Read on to learn more about the Bashkir Curly horse.
A pictograph painted on animal hide by the Lakota more than 200 years ago is currently being housed at Smithsonian Museum of Natural History in Washington, D.C. It depicts important events that took place during that winter.
According to this pictograph, known as the Winter Count, this was the year the Lakota stole “curly horses” from the Crow. It was an incident that distinguished that year for the Lakota, and marked the first documentation of an equine we now know as the Curly Horse.
Nearly a century later, on a winter day in 1898, Nevada rancher John Demale and his son Peter were riding the remote Peter Hanson Mountains in the Great Basin, checking on their cattle. In the dry, rocky landscape, they spotted a herd of wild horses.
Among the Mustangs, three horses stood out; instead of having a straight coat, these horses had tiny ringlets all over their bodies. The Demales were amazed, and didn’t forget the curly horses after they returned to their ranch. Years later, they began capturing curly Mustangs and breeding them for their special coats, willing nature and hardy constitutions.
The winter of 1932 was a terribly harsh one on the Nevada range, and almost all of the Demales’ horses and livestock perished. Only a few horses were found alive during the spring roundup; among them were some of the curly coated horses. The Demales used these survivors to start their herd of saddle horses all over again.
Twenty years later, another killer winter struck the range, but this time, only four curly horses survived. Impressed by the their ruggedness, the Demales decided to use these four horses—three mares and a colt—as the foundation of their saddle horse stock from then on, deliberately breeding for the traits of curly coats and hardiness that came with these horses. The mares were bred to an Arabian stallion and a Morgan stallion, and the curly colt became the foundation American Bashkir Curly stallion, Copper D.
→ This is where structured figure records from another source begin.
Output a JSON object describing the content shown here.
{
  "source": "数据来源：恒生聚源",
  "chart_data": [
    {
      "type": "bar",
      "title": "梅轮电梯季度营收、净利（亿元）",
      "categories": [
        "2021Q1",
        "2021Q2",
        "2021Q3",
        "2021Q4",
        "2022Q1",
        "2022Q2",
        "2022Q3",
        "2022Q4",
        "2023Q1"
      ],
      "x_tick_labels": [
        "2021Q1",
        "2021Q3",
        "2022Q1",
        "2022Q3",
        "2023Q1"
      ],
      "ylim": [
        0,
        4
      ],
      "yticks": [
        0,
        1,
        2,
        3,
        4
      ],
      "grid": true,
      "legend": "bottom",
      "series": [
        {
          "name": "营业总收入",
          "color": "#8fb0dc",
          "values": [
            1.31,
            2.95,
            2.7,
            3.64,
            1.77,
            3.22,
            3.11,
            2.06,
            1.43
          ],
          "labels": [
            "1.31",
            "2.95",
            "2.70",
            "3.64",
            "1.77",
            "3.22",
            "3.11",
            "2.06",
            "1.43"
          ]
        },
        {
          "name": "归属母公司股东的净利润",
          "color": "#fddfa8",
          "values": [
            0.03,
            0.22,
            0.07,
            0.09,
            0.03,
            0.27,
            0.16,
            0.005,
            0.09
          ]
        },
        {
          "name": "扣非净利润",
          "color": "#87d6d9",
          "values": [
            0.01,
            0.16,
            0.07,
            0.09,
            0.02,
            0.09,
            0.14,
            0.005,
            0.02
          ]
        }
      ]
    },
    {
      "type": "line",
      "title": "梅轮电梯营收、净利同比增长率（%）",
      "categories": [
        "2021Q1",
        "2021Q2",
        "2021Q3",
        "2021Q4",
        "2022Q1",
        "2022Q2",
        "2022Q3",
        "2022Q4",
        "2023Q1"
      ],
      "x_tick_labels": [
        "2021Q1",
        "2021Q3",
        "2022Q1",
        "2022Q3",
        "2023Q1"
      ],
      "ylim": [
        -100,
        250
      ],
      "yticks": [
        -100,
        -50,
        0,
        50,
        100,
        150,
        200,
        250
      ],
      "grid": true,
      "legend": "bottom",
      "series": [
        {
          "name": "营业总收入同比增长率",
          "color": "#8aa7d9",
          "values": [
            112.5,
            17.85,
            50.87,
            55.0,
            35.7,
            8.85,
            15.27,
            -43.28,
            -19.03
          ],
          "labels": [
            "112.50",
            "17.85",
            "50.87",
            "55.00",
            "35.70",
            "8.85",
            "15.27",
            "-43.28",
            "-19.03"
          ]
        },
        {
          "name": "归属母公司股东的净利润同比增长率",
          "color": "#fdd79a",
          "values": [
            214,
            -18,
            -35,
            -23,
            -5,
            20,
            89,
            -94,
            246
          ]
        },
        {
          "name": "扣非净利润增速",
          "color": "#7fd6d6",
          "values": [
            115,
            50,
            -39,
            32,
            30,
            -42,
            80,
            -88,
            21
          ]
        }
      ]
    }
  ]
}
In 1971, the American Bashkir Curly Registry (ABCR) was established to maintain a studbook and to help promote the breed. (The registry included the name “Bashkir” based on an early assumption that the breed had originated in Russia. Recent DNA evidence has not been able to confirm this.)
Today, 5,600 Curlies are registered with the ABCR. Some of these were wild horses captured on the range by the Bureau of Land Management, proving that curly genes are still alive and well in wild horse herds.
Curly Horse Coat
Today, the horse with the curly hair has three associations to support it: the Bashkir Curly Association, the International Curly Horse Association and the Curly Sporthorse Association. All three consider the horse’s unique coat to be a primary characteristic of the breed.
The Curly’s coat resembles poodle hair, and is only present during the winter months. They shed out their curly coat in the spring, along with the majority of their mane and tail ringlets, only to grow them back the following winter season.
The Curly’s hair is similar to the mohair found on the Angora goat. Like mohair, it can be woven and spun into yarn. In fact, a number of Curly aficionados make an assortment of handmade clothing items out of the winter coats their horses shed every year.
Another unique aspect of the curly coat is its propensity to be non-allergenic. Most people who are allergic to horses have no problem being around Curly horses—even those horses that have shed out their ringlet coats for the summer.
In addition to their unusual coat, Curlies are known for their willing personalities and athleticism. They are used in just about every sport, including dressage, show jumping, combined driving, western riding, ranch work and trail.
The beautiful Curly horse has a unique place in the equine world. With its blend of temperament and talent, plus an unusual coat and intriguing history, the breed has something special to offer.
Curly Horse Fast Facts
Height: 14 to 16 hands
Color: All horse colors and patterns.
Overall Appearance: Medium-size head, wide-set eyes, medium neck, short back, heavy boned legs and flat croup. Coat hair is fine and soft, and may be made up of ringlets, marcel waves or crushed velvet textures.